Biology
Dr. Chandra Haas
Department of Chemical Engineering
Nanotechnology Lab (#220/222)
Indian Institute of Technology Bombay
Powai, Mumbai
Abstract:
Liposomes (or vesicles), which are spherical lipid bilayers, are used for drug delivery. Especially, monodisperse unilamellar vesicles of size less than 200 nm are preferred for a predictable pharmacokinetic/ pharmacodynamic drug release profile. The size and size distribution of liposomes are the crucial parameters in determining the amount of encapsulant that can be delivered. Preparing liposomes by changing the organic solvent (containing the lipids) conditions with the contact of water is a popular class of technique.

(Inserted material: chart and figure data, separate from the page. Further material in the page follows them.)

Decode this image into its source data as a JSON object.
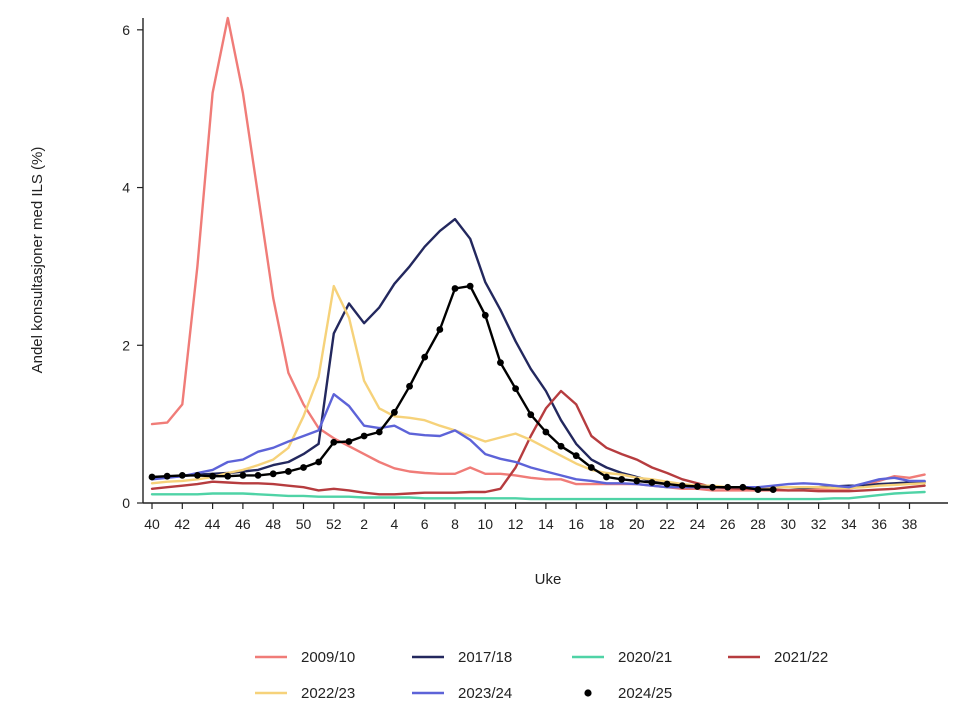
{
  "chart_data": {
    "type": "line",
    "title": "",
    "xlabel": "Uke",
    "ylabel": "Andel konsultasjoner med ILS (%)",
    "ylim": [
      0,
      6.15
    ],
    "yticks": [
      0,
      2,
      4,
      6
    ],
    "grid": false,
    "legend_position": "bottom",
    "weeks": [
      40,
      41,
      42,
      43,
      44,
      45,
      46,
      47,
      48,
      49,
      50,
      51,
      52,
      1,
      2,
      3,
      4,
      5,
      6,
      7,
      8,
      9,
      10,
      11,
      12,
      13,
      14,
      15,
      16,
      17,
      18,
      19,
      20,
      21,
      22,
      23,
      24,
      25,
      26,
      27,
      28,
      29,
      30,
      31,
      32,
      33,
      34,
      35,
      36,
      37,
      38,
      39
    ],
    "xtick_labels": [
      "40",
      "42",
      "44",
      "46",
      "48",
      "50",
      "52",
      "2",
      "4",
      "6",
      "8",
      "10",
      "12",
      "14",
      "16",
      "18",
      "20",
      "22",
      "24",
      "26",
      "28",
      "30",
      "32",
      "34",
      "36",
      "38"
    ],
    "xtick_positions": [
      0,
      2,
      4,
      6,
      8,
      10,
      12,
      14,
      16,
      18,
      20,
      22,
      24,
      26,
      28,
      30,
      32,
      34,
      36,
      38,
      40,
      42,
      44,
      46,
      48,
      50
    ],
    "series": [
      {
        "name": "2009/10",
        "color": "#f07c78",
        "marker": "none",
        "values": [
          1.0,
          1.02,
          1.25,
          3.0,
          5.2,
          6.15,
          5.2,
          3.9,
          2.6,
          1.65,
          1.25,
          0.95,
          0.82,
          0.72,
          0.62,
          0.52,
          0.44,
          0.4,
          0.38,
          0.37,
          0.37,
          0.45,
          0.37,
          0.37,
          0.35,
          0.32,
          0.3,
          0.3,
          0.24,
          0.24,
          0.24,
          0.24,
          0.24,
          0.22,
          0.2,
          0.18,
          0.18,
          0.16,
          0.16,
          0.16,
          0.16,
          0.16,
          0.16,
          0.17,
          0.17,
          0.17,
          0.18,
          0.22,
          0.28,
          0.34,
          0.32,
          0.36
        ]
      },
      {
        "name": "2017/18",
        "color": "#23285e",
        "marker": "none",
        "values": [
          0.33,
          0.33,
          0.34,
          0.36,
          0.37,
          0.38,
          0.4,
          0.42,
          0.48,
          0.52,
          0.62,
          0.75,
          2.15,
          2.53,
          2.28,
          2.48,
          2.78,
          3.0,
          3.25,
          3.45,
          3.6,
          3.35,
          2.8,
          2.45,
          2.05,
          1.7,
          1.42,
          1.05,
          0.75,
          0.55,
          0.45,
          0.38,
          0.33,
          0.28,
          0.25,
          0.22,
          0.2,
          0.2,
          0.2,
          0.2,
          0.2,
          0.2,
          0.2,
          0.19,
          0.2,
          0.21,
          0.22,
          0.22,
          0.24,
          0.25,
          0.26,
          0.27
        ]
      },
      {
        "name": "2020/21",
        "color": "#4fd3a6",
        "marker": "none",
        "values": [
          0.11,
          0.11,
          0.11,
          0.11,
          0.12,
          0.12,
          0.12,
          0.11,
          0.1,
          0.09,
          0.09,
          0.08,
          0.08,
          0.08,
          0.07,
          0.07,
          0.07,
          0.07,
          0.06,
          0.06,
          0.06,
          0.06,
          0.06,
          0.06,
          0.06,
          0.05,
          0.05,
          0.05,
          0.05,
          0.05,
          0.05,
          0.05,
          0.05,
          0.05,
          0.05,
          0.05,
          0.05,
          0.05,
          0.05,
          0.05,
          0.05,
          0.05,
          0.05,
          0.05,
          0.05,
          0.06,
          0.06,
          0.08,
          0.1,
          0.12,
          0.13,
          0.14
        ]
      },
      {
        "name": "2021/22",
        "color": "#b63c3f",
        "marker": "none",
        "values": [
          0.18,
          0.2,
          0.22,
          0.24,
          0.27,
          0.26,
          0.25,
          0.25,
          0.24,
          0.22,
          0.2,
          0.16,
          0.18,
          0.16,
          0.13,
          0.11,
          0.11,
          0.12,
          0.13,
          0.13,
          0.13,
          0.14,
          0.14,
          0.18,
          0.45,
          0.85,
          1.2,
          1.42,
          1.25,
          0.85,
          0.7,
          0.62,
          0.55,
          0.45,
          0.38,
          0.3,
          0.25,
          0.2,
          0.19,
          0.18,
          0.18,
          0.17,
          0.16,
          0.16,
          0.15,
          0.15,
          0.15,
          0.16,
          0.17,
          0.18,
          0.2,
          0.22
        ]
      },
      {
        "name": "2022/23",
        "color": "#f6d27a",
        "marker": "none",
        "values": [
          0.25,
          0.27,
          0.28,
          0.3,
          0.33,
          0.38,
          0.42,
          0.48,
          0.55,
          0.7,
          1.1,
          1.6,
          2.75,
          2.35,
          1.55,
          1.2,
          1.1,
          1.08,
          1.05,
          0.98,
          0.92,
          0.85,
          0.78,
          0.83,
          0.88,
          0.8,
          0.7,
          0.6,
          0.5,
          0.42,
          0.38,
          0.36,
          0.32,
          0.3,
          0.27,
          0.24,
          0.22,
          0.22,
          0.2,
          0.2,
          0.2,
          0.2,
          0.2,
          0.2,
          0.2,
          0.19,
          0.19,
          0.2,
          0.22,
          0.23,
          0.24,
          0.25
        ]
      },
      {
        "name": "2023/24",
        "color": "#5d63d8",
        "marker": "none",
        "values": [
          0.3,
          0.32,
          0.34,
          0.38,
          0.42,
          0.52,
          0.55,
          0.65,
          0.7,
          0.78,
          0.85,
          0.92,
          1.38,
          1.23,
          0.98,
          0.95,
          0.98,
          0.88,
          0.86,
          0.85,
          0.92,
          0.8,
          0.62,
          0.56,
          0.52,
          0.45,
          0.4,
          0.35,
          0.3,
          0.28,
          0.25,
          0.25,
          0.24,
          0.22,
          0.2,
          0.2,
          0.2,
          0.2,
          0.2,
          0.2,
          0.2,
          0.22,
          0.24,
          0.25,
          0.24,
          0.22,
          0.2,
          0.25,
          0.3,
          0.32,
          0.28,
          0.28
        ]
      },
      {
        "name": "2024/25",
        "color": "#000000",
        "marker": "dot",
        "values": [
          0.33,
          0.34,
          0.35,
          0.35,
          0.34,
          0.34,
          0.35,
          0.35,
          0.37,
          0.4,
          0.45,
          0.52,
          0.77,
          0.78,
          0.85,
          0.9,
          1.15,
          1.48,
          1.85,
          2.2,
          2.72,
          2.75,
          2.38,
          1.78,
          1.45,
          1.12,
          0.9,
          0.72,
          0.6,
          0.45,
          0.33,
          0.3,
          0.28,
          0.26,
          0.24,
          0.22,
          0.21,
          0.2,
          0.2,
          0.2,
          0.17,
          0.17,
          null,
          null,
          null,
          null,
          null,
          null,
          null,
          null,
          null,
          null
        ]
      }
    ]
  }
}
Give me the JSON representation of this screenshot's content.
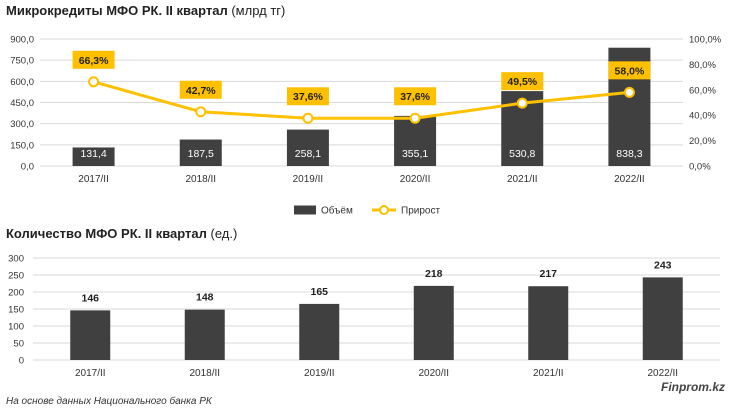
{
  "colors": {
    "bar": "#404040",
    "line": "#FFC000",
    "grid": "#d9d9d9",
    "label_box": "#FFC000"
  },
  "chart_data": [
    {
      "type": "bar+line",
      "title": "Микрокредиты МФО РК. II квартал",
      "title_unit": "(млрд тг)",
      "categories": [
        "2017/II",
        "2018/II",
        "2019/II",
        "2020/II",
        "2021/II",
        "2022/II"
      ],
      "series": [
        {
          "name": "Объём",
          "type": "bar",
          "axis": "left",
          "values": [
            131.4,
            187.5,
            258.1,
            355.1,
            530.8,
            838.3
          ],
          "labels": [
            "131,4",
            "187,5",
            "258,1",
            "355,1",
            "530,8",
            "838,3"
          ]
        },
        {
          "name": "Прирост",
          "type": "line",
          "axis": "right",
          "values": [
            66.3,
            42.7,
            37.6,
            37.6,
            49.5,
            58.0
          ],
          "labels": [
            "66,3%",
            "42,7%",
            "37,6%",
            "37,6%",
            "49,5%",
            "58,0%"
          ]
        }
      ],
      "y_left": {
        "min": 0,
        "max": 900,
        "ticks": [
          "0,0",
          "150,0",
          "300,0",
          "450,0",
          "600,0",
          "750,0",
          "900,0"
        ]
      },
      "y_right": {
        "min": 0,
        "max": 100,
        "ticks": [
          "0,0%",
          "20,0%",
          "40,0%",
          "60,0%",
          "80,0%",
          "100,0%"
        ]
      },
      "legend": [
        "Объём",
        "Прирост"
      ],
      "legend_position": "bottom",
      "grid": true
    },
    {
      "type": "bar",
      "title": "Количество МФО РК. II квартал",
      "title_unit": "(ед.)",
      "categories": [
        "2017/II",
        "2018/II",
        "2019/II",
        "2020/II",
        "2021/II",
        "2022/II"
      ],
      "values": [
        146,
        148,
        165,
        218,
        217,
        243
      ],
      "labels": [
        "146",
        "148",
        "165",
        "218",
        "217",
        "243"
      ],
      "y_left": {
        "min": 0,
        "max": 300,
        "ticks": [
          "0",
          "50",
          "100",
          "150",
          "200",
          "250",
          "300"
        ]
      },
      "grid": true
    }
  ],
  "footer": {
    "source": "На основе данных Национального банка РК",
    "brand": "Finprom.kz"
  }
}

This technique has several variations and among them, alcohol injection is one of the simplest ways to produce SUVs. However, a poor control on the size distribution is a major issue with this method. Recently, a new principle, termed Stationary phase interdiffusion (SPI), was introduced by which it is possible to obtain monodisperse unilamellar vesicles in a single step without requiring any size-reduction or other processing. In this work, we extend the application of this method and further the fundamental understanding on an observed
anomalous phenomenon.
To overcome a long time of several hours ( 6 h) taken for liposomes formation in the earlier proposed device and method (studies done in vertical cuvette setup), we introduce an alternate horizontal capillary setup that significantly reduces the liposome preparation time to about 10 min. The stationary interface between a lipid-ethanol phase and an aqueous phase is created by a density difference induced convective flow in a horizontal capillary. The average size of the liposomes is modulated only by the temperature and the type of lipids. This simple methodology provides a rapid production tool for researchers requiring reproducible liposome suspensions.
In the vertical cuvette setup, certain reproducible but anomalous finger-like patterns (made of vesicles) are observed. Finger-like patterns by a phenomenon known as viscous fingering, generally occur in an interface when a lower viscous or higher dense fluid is pushed through another miscible or immiscible fluid having higher viscous or lower dense one, and such phenomena are well described by the Saffman-Taylor instability theory. Unlike in the well-defined viscous fingering case, the lipids have a lower bulk density and higher viscosity
as compared to the aqueous phase. We test various hypotheses to explain this behavior: (a) diffusiophoretic velocity driven particles in a viscosity stratified medium, and (b) aggregation followed by gravity driven settling. We show by carefully selected systems that the fingers formation occurs mainly by the particle aggregation not by diffusiophoresis phenomena.